EDITORIAL: San Jose pension board must get real on rate of return

By San Jose Mercury News, Calif.

Nov. 5--The board in charge of San Jose's police and firefighter pensions today will decide what rate of return on investments to use in its projections. Should it be 8 percent, or 7.5?

It may seem picayune. But this decision will have profound implications for taxpayers, and it will tell them a great deal about the priorities of the board's members. The higher projection will please police officers and firefighters by keeping their individual contributions down. But it will leave taxpayers on the hook for the difference if the actual returns on investment fall short, as they almost certainly will.

To be a good steward of the public interest, the board needs to adopt the lower rate. The difference could mean tens of millions of dollars in additional taxpayer contributions if projections don't materialize.
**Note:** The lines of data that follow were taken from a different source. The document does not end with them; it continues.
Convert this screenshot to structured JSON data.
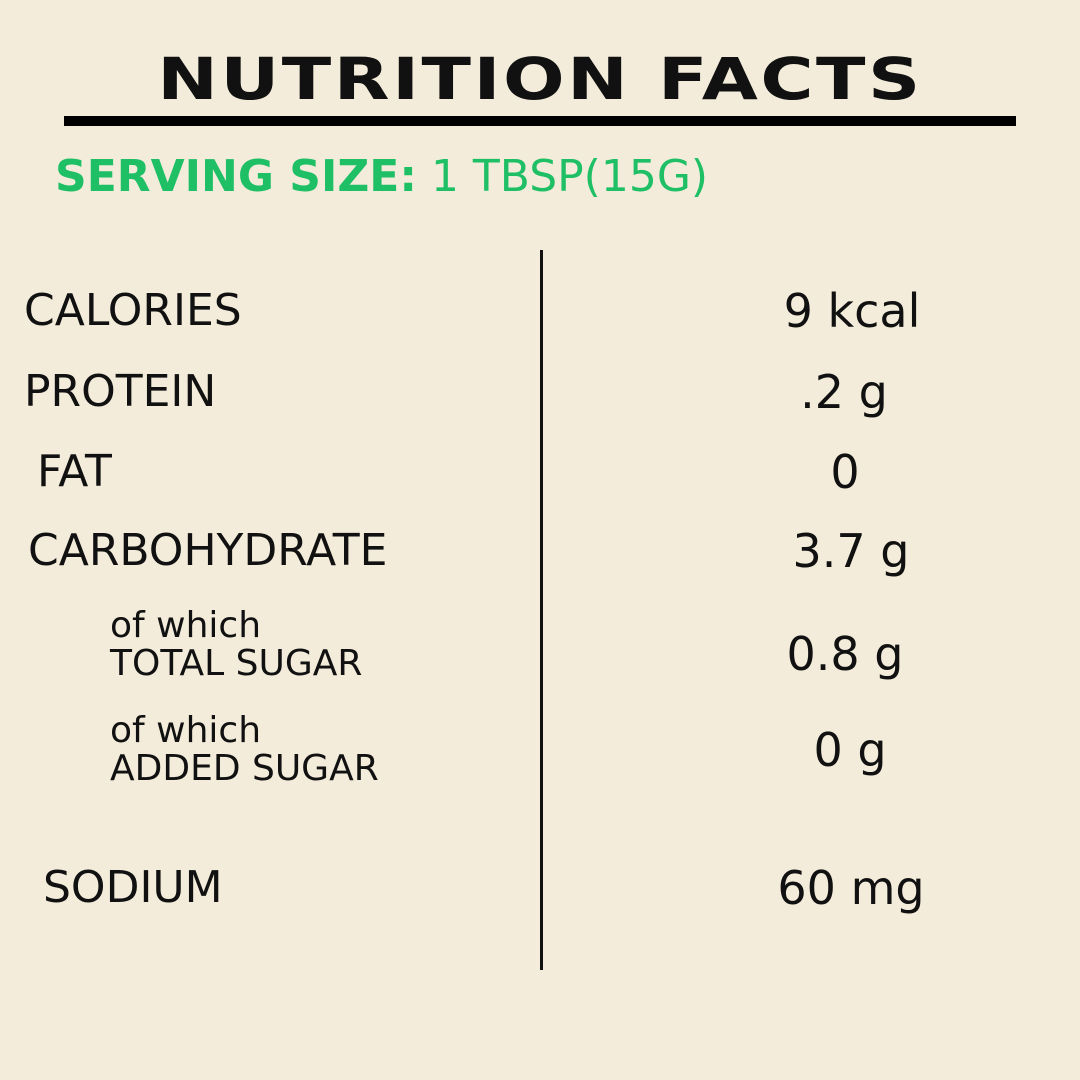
{
  "header": {
    "title": "NUTRITION FACTS"
  },
  "serving": {
    "label": "SERVING SIZE:",
    "value": "1 TBSP(15G)"
  },
  "table": {
    "rows": [
      {
        "label": "CALORIES",
        "value": "9 kcal"
      },
      {
        "label": "PROTEIN",
        "value": ".2 g"
      },
      {
        "label": "FAT",
        "value": "0"
      },
      {
        "label": "CARBOHYDRATE",
        "value": "3.7 g"
      },
      {
        "prefix": "of which",
        "label": "TOTAL SUGAR",
        "value": "0.8 g"
      },
      {
        "prefix": "of which",
        "label": "ADDED SUGAR",
        "value": "0 g"
      },
      {
        "label": "SODIUM",
        "value": "60 mg"
      }
    ]
  }
}
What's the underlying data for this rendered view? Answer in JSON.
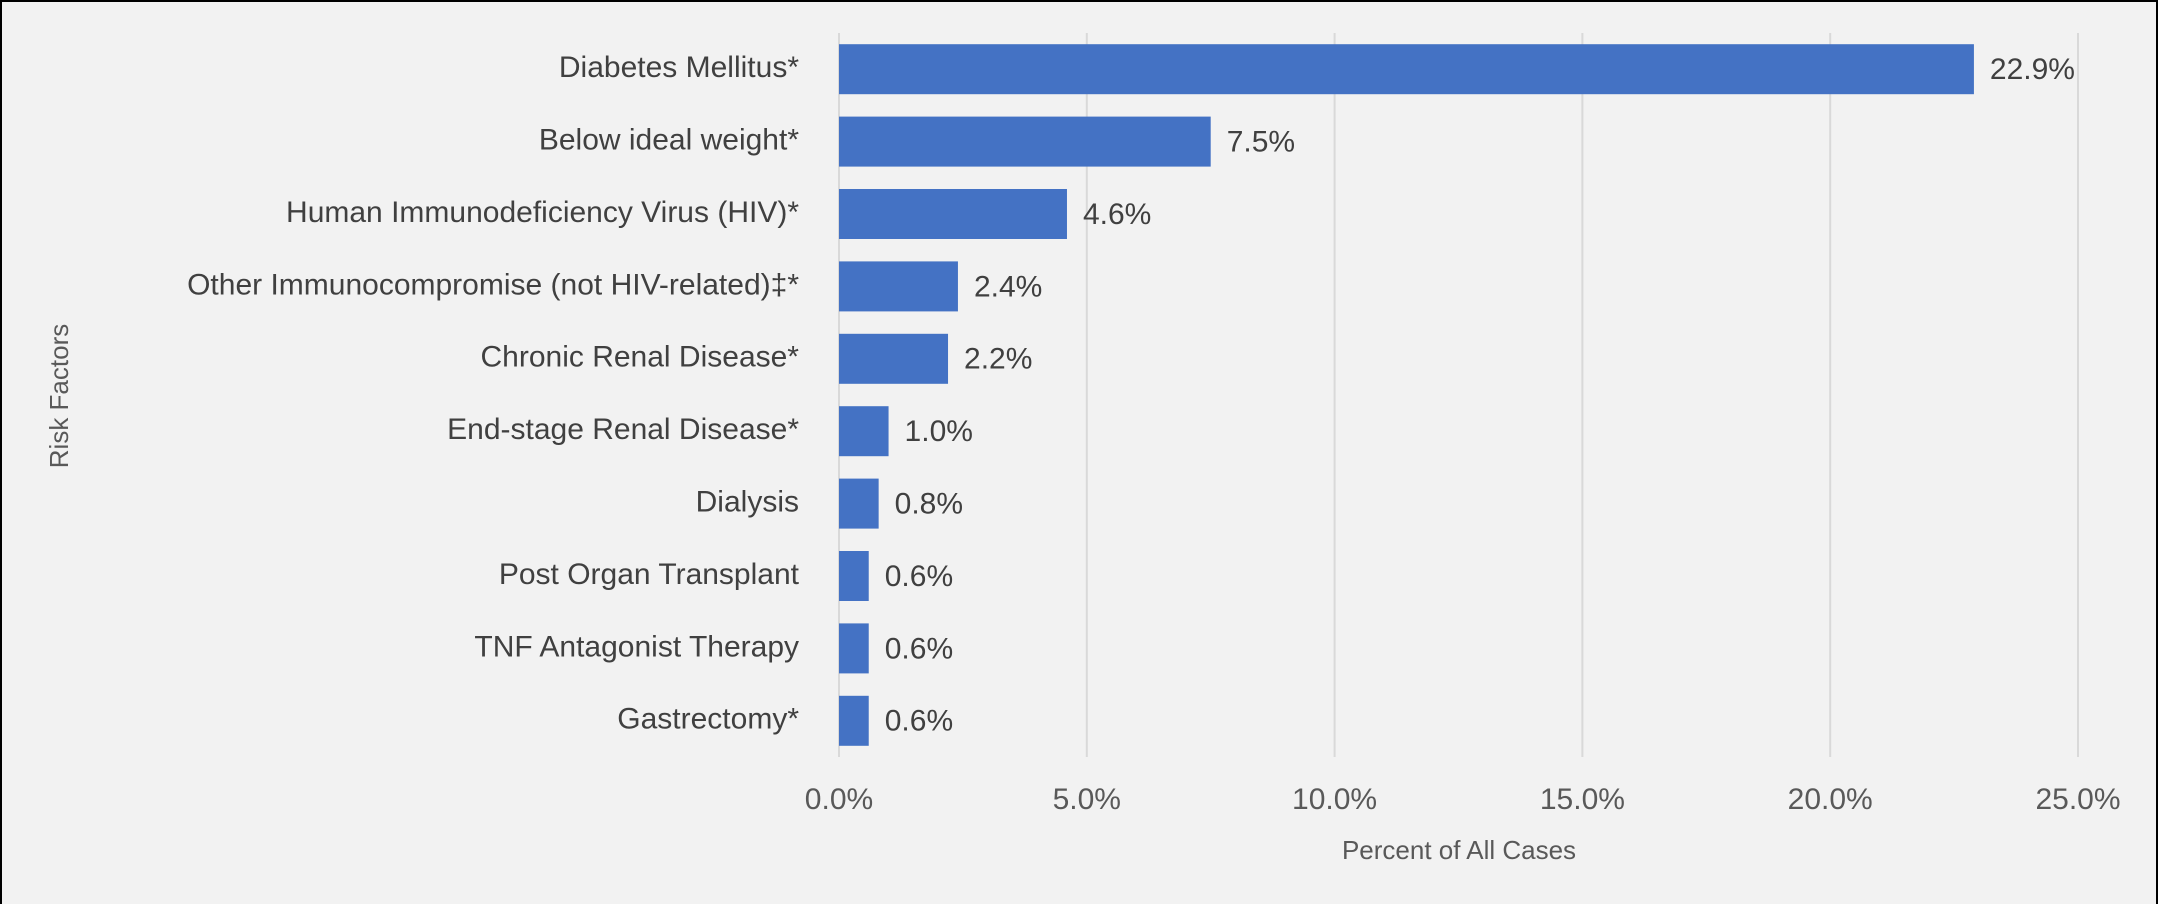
{
  "chart_data": {
    "type": "bar",
    "orientation": "horizontal",
    "x_label": "Percent of All Cases",
    "y_label": "Risk Factors",
    "categories": [
      "Diabetes Mellitus*",
      "Below ideal weight*",
      "Human Immunodeficiency Virus (HIV)*",
      "Other Immunocompromise (not HIV-related)‡*",
      "Chronic Renal Disease*",
      "End-stage Renal Disease*",
      "Dialysis",
      "Post Organ Transplant",
      "TNF Antagonist Therapy",
      "Gastrectomy*"
    ],
    "values": [
      22.9,
      7.5,
      4.6,
      2.4,
      2.2,
      1.0,
      0.8,
      0.6,
      0.6,
      0.6
    ],
    "value_labels": [
      "22.9%",
      "7.5%",
      "4.6%",
      "2.4%",
      "2.2%",
      "1.0%",
      "0.8%",
      "0.6%",
      "0.6%",
      "0.6%"
    ],
    "color": "#4472c4",
    "xlim": [
      0,
      25
    ],
    "xticks": [
      {
        "value": 0,
        "label": "0.0%"
      },
      {
        "value": 5,
        "label": "5.0%"
      },
      {
        "value": 10,
        "label": "10.0%"
      },
      {
        "value": 15,
        "label": "15.0%"
      },
      {
        "value": 20,
        "label": "20.0%"
      },
      {
        "value": 25,
        "label": "25.0%"
      }
    ],
    "grid": true
  }
}
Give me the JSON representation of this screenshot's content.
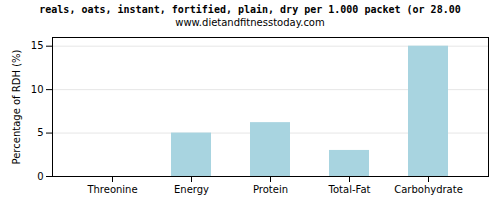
{
  "chart_data": {
    "type": "bar",
    "title": "reals, oats, instant, fortified, plain, dry per 1.000 packet (or 28.00",
    "subtitle": "www.dietandfitnesstoday.com",
    "categories": [
      "Threonine",
      "Energy",
      "Protein",
      "Total-Fat",
      "Carbohydrate"
    ],
    "values": [
      0,
      5.0,
      6.2,
      3.0,
      15.0
    ],
    "color": "#a8d4e0",
    "ylabel": "Percentage of RDH (%)",
    "ylim": [
      0,
      16
    ],
    "yticks": [
      0,
      5,
      10,
      15
    ],
    "grid": true
  }
}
Every two years the pension board has outside actuaries advise it on an assumed rate of return. This year those actuaries recommended keeping the rate at 8 percent, where it has been for years -- even though performance has been falling short. But the board's own staff actuaries have recommended gradually reducing the rate to a more realistic 7.5 percent.

A higher projected rate of return looks better on paper because it assumes more of the fund's obligations will be met by market gains, requiring lower employee and city contributions initially. At an 8 percent rate of return, worker contributions are estimated to remain

about the same for the next five years.

But if the return does not materialize, taxpayers -- not employees -- make up the difference. There is growing consensus among experts that 8 percent is an unrealistically high estimate that hides the true cost of the pensions.

Next year, for example, San Jose is forking over an additional $45 million to its two pension funds -- close to the cost of libraries and code enforcement combined -- primarily to help make up for the funds' $1 billion in losses. And that's in addition to the $137 million or so taxpayers are expected to contribute to meet current funding obligations.

At a 7.5 percent rate of return, the city's projected annual contributions are significantly larger, but their risk of huge makeup payments later is greatly reduced. Police and firefighters' contributions would rise a little bit, too -- a reasonable expectation, given their very generous pensions.

The current pension board, made up of two City Council members and five representatives of employees and retirees, might be too eager to favor workers in this decision. Mayor Chuck Reed has proposed restructuring the city's two pension boards to include more experts, and this situation illustrates why that's necessary: With competing actuarial assessments to choose from, expertise on the part of board members is crucial.

In the meantime, the current board must show that it's a responsible guardian of the public interest. Setting the rate of return at the more conservative 7.5 percent will help protect against the consequences of future market losses. And it will provide a truer picture of the cost of the city's pension agreements.